Organic Minerals - METAL PROTEINATE:
A mineral or metal proteinate is a chelated or complexed compound derived from the interaction of a multivalent cation (metal) with amino acids or protein digest fragments such as soy protein isolate. This chemical binding make these minerals non-reactive with vitamins and antibiotics. It is generally theorized among the scientific community that most minerals must be complexed with amino acids or peptides to facilitate absorption. Providing the animal with minerals already complexed with peptides results in less opportunity for the mineral to react with compounds in the digesta that may decrease the biological availability to the animal and increases the opportunities for absorption.
Chelating agents (ligands) are molecules which possess at least two electron donating groups that are capable of forming a ring structure with metal ions. The normal donor atons are oxygen, nitrogen and sulfur. Of particular interest are the chelating agents that may be present in the digesta of the intestine, including amino acids (glycine, cystine, cysteine, and histidine), peptides, proteins, heterocyclic compounds such as ethylene-diaminetetraacetic acid (EDTA), and organic acids (oxalic acid, formic acid, citric acid, acetic acid and especially phytic acid). Natural feeds that have strong chelating properties include dry malt residues and molasses. Binding of minerals to chelating agents does not always increase the biological availability, and in the case of phytic acid, dramatically decreases biological availability of zinc.
Chelate means “to claw or to form a claw”. Chelation is a chemical reaction that forms a ring structure, often with the metal being incorporated as part of a 5 or 6 membered ring structure. It may be defined as an equilibrium reaction between a metal ion and a complexing agent. Chelation involves at least two electrons or electron donating groups, normally involving oxygen, nitrogen and sulfur. This reaction results in a coordinate covalent bond and completion of the electron shell of the central ion.
Ionophores are compounds that facilitate the transport of ions across natural and artificial membranes. They usually find use in mechanisms for transport in biological systems. The most common examples of ionophores are Rumensin and Bovatec.
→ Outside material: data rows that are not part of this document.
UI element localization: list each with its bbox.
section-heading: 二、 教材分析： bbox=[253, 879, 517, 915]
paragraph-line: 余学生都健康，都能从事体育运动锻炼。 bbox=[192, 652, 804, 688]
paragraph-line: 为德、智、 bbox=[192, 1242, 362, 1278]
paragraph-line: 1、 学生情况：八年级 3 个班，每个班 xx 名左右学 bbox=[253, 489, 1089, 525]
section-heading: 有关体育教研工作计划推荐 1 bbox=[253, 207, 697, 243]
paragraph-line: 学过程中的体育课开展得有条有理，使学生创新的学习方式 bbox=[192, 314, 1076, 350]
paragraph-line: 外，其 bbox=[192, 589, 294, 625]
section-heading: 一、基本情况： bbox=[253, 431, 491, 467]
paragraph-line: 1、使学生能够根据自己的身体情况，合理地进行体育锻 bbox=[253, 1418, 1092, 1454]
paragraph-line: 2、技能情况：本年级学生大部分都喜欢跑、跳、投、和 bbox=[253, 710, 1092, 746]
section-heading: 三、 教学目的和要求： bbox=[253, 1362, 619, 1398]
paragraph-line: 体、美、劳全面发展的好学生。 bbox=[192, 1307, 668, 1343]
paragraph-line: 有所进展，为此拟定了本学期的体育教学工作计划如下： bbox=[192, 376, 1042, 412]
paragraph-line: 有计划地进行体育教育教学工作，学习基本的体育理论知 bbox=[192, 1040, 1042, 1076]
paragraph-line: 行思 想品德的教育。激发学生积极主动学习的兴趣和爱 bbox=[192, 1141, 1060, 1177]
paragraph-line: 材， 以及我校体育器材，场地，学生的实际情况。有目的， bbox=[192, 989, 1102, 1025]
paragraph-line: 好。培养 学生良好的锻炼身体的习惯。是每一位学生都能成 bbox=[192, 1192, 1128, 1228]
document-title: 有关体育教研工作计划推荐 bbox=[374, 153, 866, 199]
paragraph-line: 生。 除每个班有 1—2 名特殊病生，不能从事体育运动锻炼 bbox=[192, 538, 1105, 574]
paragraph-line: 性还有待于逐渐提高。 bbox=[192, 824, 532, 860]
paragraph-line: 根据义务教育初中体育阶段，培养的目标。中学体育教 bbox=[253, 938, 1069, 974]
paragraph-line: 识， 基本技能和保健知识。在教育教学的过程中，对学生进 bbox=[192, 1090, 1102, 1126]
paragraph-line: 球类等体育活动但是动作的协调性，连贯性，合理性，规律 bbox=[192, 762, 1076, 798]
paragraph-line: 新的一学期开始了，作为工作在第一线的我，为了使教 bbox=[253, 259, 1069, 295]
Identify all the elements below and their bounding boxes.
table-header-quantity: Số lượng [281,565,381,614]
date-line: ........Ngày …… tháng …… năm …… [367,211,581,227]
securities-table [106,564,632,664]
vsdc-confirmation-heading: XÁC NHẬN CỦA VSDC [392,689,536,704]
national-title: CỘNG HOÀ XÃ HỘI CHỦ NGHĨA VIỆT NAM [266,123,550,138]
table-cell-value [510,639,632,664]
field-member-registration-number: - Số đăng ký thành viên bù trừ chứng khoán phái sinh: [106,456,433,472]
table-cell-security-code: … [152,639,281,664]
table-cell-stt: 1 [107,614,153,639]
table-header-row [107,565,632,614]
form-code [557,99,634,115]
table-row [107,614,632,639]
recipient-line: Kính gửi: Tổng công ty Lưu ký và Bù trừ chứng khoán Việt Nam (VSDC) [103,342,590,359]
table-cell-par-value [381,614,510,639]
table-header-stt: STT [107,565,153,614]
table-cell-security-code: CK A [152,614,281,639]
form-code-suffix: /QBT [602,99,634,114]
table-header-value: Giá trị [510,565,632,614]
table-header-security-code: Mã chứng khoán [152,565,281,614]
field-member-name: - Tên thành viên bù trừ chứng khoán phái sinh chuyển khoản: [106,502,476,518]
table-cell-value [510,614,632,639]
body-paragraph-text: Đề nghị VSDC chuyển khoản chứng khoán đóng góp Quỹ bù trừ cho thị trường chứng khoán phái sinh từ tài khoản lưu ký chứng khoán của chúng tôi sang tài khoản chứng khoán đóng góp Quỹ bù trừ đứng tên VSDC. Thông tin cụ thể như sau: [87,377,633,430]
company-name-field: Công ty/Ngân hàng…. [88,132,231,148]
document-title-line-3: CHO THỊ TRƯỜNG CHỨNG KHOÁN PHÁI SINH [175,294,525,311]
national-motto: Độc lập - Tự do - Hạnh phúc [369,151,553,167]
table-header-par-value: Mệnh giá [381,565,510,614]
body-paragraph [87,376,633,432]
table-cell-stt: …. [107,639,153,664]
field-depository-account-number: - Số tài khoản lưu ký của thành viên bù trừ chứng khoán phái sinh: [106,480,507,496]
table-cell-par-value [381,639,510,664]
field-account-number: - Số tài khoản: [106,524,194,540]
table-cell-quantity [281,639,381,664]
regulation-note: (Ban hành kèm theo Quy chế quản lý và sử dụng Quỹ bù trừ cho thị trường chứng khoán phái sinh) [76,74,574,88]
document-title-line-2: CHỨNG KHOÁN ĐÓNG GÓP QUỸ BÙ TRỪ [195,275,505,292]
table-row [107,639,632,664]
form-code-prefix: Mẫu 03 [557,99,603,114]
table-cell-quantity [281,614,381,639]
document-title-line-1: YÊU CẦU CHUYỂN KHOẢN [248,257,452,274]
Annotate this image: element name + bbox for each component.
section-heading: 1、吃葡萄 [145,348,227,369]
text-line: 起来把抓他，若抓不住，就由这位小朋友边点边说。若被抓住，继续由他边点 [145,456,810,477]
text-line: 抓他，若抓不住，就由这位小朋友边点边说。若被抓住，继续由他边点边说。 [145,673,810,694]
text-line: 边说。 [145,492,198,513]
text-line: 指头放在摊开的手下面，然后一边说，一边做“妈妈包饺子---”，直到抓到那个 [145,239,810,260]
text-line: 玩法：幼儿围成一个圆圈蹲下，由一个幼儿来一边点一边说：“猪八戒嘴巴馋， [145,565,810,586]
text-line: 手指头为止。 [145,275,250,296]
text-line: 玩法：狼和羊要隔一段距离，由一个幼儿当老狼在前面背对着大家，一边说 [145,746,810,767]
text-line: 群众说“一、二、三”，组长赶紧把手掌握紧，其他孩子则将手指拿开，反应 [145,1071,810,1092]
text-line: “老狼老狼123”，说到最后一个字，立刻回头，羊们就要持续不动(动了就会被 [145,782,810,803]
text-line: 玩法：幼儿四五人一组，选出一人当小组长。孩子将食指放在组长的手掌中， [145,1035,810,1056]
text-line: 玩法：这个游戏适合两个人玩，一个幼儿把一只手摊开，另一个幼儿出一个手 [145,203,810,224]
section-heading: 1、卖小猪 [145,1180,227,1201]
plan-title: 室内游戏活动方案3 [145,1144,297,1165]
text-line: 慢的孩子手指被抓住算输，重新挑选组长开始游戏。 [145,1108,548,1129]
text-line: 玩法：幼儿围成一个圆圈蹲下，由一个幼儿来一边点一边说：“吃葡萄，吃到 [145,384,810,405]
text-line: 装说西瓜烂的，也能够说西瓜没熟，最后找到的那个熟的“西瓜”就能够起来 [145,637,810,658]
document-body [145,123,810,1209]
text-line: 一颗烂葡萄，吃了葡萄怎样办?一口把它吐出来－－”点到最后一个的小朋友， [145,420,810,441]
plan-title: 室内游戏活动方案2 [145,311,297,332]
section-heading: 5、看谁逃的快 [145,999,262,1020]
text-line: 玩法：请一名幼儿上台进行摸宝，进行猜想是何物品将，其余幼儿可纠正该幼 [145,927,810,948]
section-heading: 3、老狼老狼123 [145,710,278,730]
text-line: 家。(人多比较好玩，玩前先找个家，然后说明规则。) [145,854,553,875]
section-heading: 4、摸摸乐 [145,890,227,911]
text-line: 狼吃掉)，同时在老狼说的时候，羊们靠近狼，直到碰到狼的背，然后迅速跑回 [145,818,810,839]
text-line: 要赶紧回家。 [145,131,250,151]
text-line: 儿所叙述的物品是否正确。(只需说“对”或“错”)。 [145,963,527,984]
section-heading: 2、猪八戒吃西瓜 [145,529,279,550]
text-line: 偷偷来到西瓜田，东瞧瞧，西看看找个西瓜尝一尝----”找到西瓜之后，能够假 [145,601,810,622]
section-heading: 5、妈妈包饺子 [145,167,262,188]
AAFCO (American Association of Feed Control Officials) DEFINITION:
Organic Minerals - METAL PROTEINATE is the product resulting from the chelation of a soluble salt with amino acids and/or partially hydrolyzed protein. It must be declared as an ingredient as the specific metal proteinate: i.e. Copper Proteinate, Zinc Proteinate, Magnesium Proteinate, Iron Proteinate, Cobalt Proteinate, Manganese Proteinate or Calcium Proteinate. (Proposed 1967, Adopted 1970, Amended 1977, Amended 1987.)